We would like to see the Indian name retained, just as we have seen that the native name has survived for Camas, and has even been Latinized as Camassia. Spatlum, or Spaetlum, was even more important as a food resource to the aborigines, being more widespread and more readily kept for winter use. Bitter Root is, of course, the white man’s name – for even after removal of the intensely bitter, orange-coloured, inner bark, the white interior pulp remains rather unpalatable to the European taste.
Lewisia rediviva occurs – at times in vast numbers – both among the rock spurs of the high country, and the desert flats of the inter-mountain regions, from the crests of the Cascades eastward, and from southern British Columbia to southern California.
The relatively big, forked, fat rhizomes of the plant, after the first rains of waning summer, sprout a thick tuft of succulent leaves that resemble large plump fir-needles. These leaves survive the winter but begin to shrivel, and are often quite withered away by the following May, when the arid wastes are sprinkled – it seems almost overnight, miraculously – with brilliant “water-lily” blossoms – white, pink, and rose. These open only in bright sunshine, and afford a quite astounding spectacle.

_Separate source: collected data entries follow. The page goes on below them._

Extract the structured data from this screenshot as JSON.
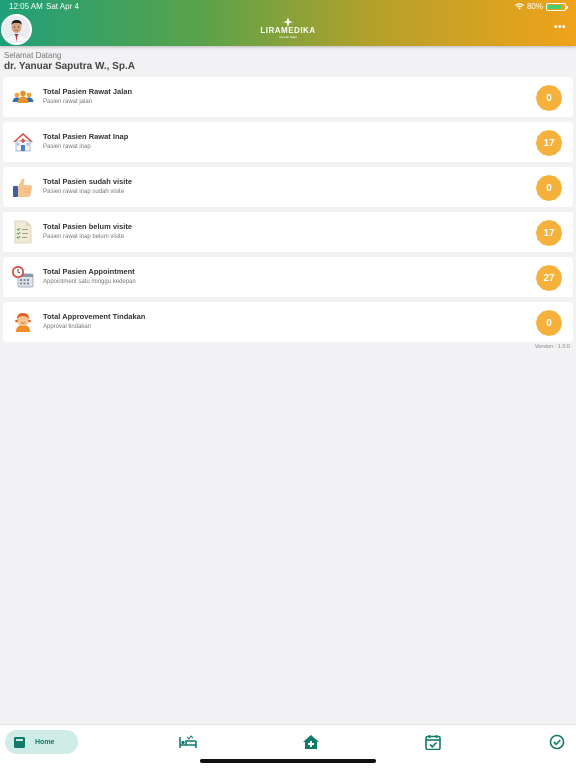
{
  "status_bar": {
    "time": "12:05 AM",
    "date": "Sat Apr 4",
    "battery": "80%",
    "battery_level": 0.8
  },
  "header": {
    "logo_text": "LIRAMEDIKA",
    "logo_subtitle": "Rumah Sakit",
    "menu_label": "•••",
    "accent_start": "#1fa07a",
    "accent_end": "#f0a21a"
  },
  "greeting": {
    "label": "Selamat Datang",
    "name": "dr. Yanuar Saputra W., Sp.A"
  },
  "cards": [
    {
      "icon": "people-group-icon",
      "title": "Total Pasien Rawat Jalan",
      "subtitle": "Pasien rawat jalan",
      "value": "0"
    },
    {
      "icon": "hospital-house-icon",
      "title": "Total Pasien Rawat Inap",
      "subtitle": "Pasien rawat inap",
      "value": "17"
    },
    {
      "icon": "thumbs-up-icon",
      "title": "Total Pasien sudah visite",
      "subtitle": "Pasien rawat inap sudah visite",
      "value": "0"
    },
    {
      "icon": "checklist-document-icon",
      "title": "Total Pasien belum visite",
      "subtitle": "Pasien rawat inap belum visite",
      "value": "17"
    },
    {
      "icon": "calendar-clock-icon",
      "title": "Total Pasien Appointment",
      "subtitle": "Appointment satu minggu kedepan",
      "value": "27"
    },
    {
      "icon": "person-approval-icon",
      "title": "Total Approvement Tindakan",
      "subtitle": "Approval tindakan",
      "value": "0"
    }
  ],
  "version": "Version : 1.0.0",
  "badge_color": "#f5b13c",
  "bottom_nav": {
    "home_label": "Home",
    "items": [
      "home-tab",
      "bed-tab",
      "hospital-tab",
      "calendar-check-tab",
      "check-circle-tab"
    ]
  }
}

On dull days the spectacular waxen petals become furled, like an umbrella, within the brownish bracts and sepals, only to reappear within minutes – as if by magic – when the hot sun breaks through. The effect is breath-taking on some of the dry flats, where the plants adorn every few inches over many acres.

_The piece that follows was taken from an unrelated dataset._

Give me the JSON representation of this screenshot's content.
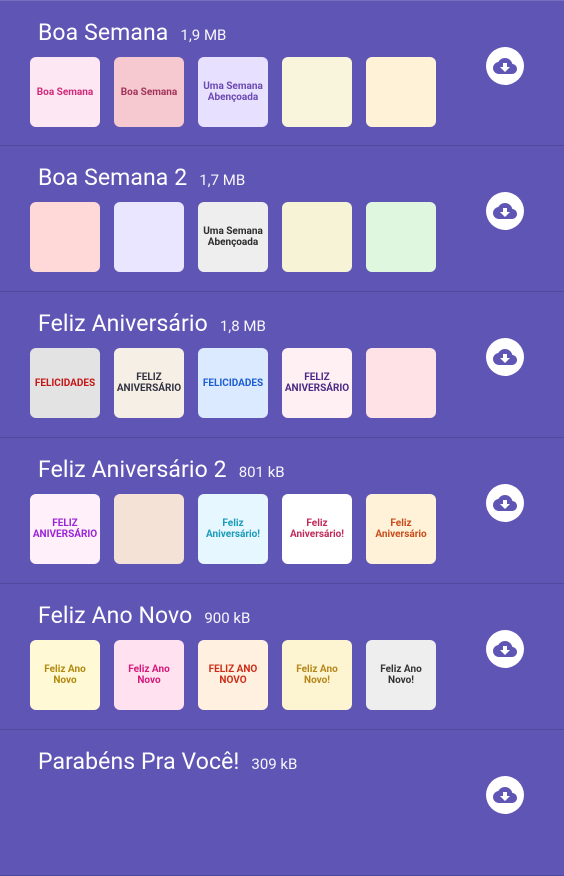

Each 2-inch flower (with its 12-18 petals) is solitary, carried about 3 inches above the ground, and ripens 6-20 shining brown seeds (that are spread widely when the dried capsule is broken off and rolled away by the wind). In spite of the destruction of many fields by cultivation, the lovely Bitter Root still is abundant in arid flats unsuited for irrigation.
On a 2014 journey through south-central British Columbia, we were thrilled to observe Lewisia rediviva in full bloom along the roadside near Ashcroft, B.C. A casual driver-by might miss this botanical spectacular, but a sharp-eyed plant person will have no difficulty in noticing something worthy of further investigation. Start searching on the west side of Highway 97, just south of the racetrack. Late April to mid-May is the time.

This is what you’re looking for: Lewisia rediviva habitat, west of Ashcroft, B.C. May 2014. Image: HFN

Lewisia rediviva. Image: HFN

Lewisia rediviva. Image: HFN
Plants should not be taken from the wild, but can be grown from collected or commercially-purchased seed. Seeds should be sown in pots in autumn, and placed outside to overwinter in a freeze-thaw cycle. They will sprout when the weather warms in spring, and generally take several years to reach flowering stage.
Lewisia rediviva is only happy in a well-drained location with zero supplemental watering in summer – too much moisture will be fatal. Tiny foliage tufts overwinter under the snow, to give way to the spring blooms. Not for the garden proper, but a lovely rock garden plant, and worth trying in a hypertufa trough, if such is your horticultural pleasure.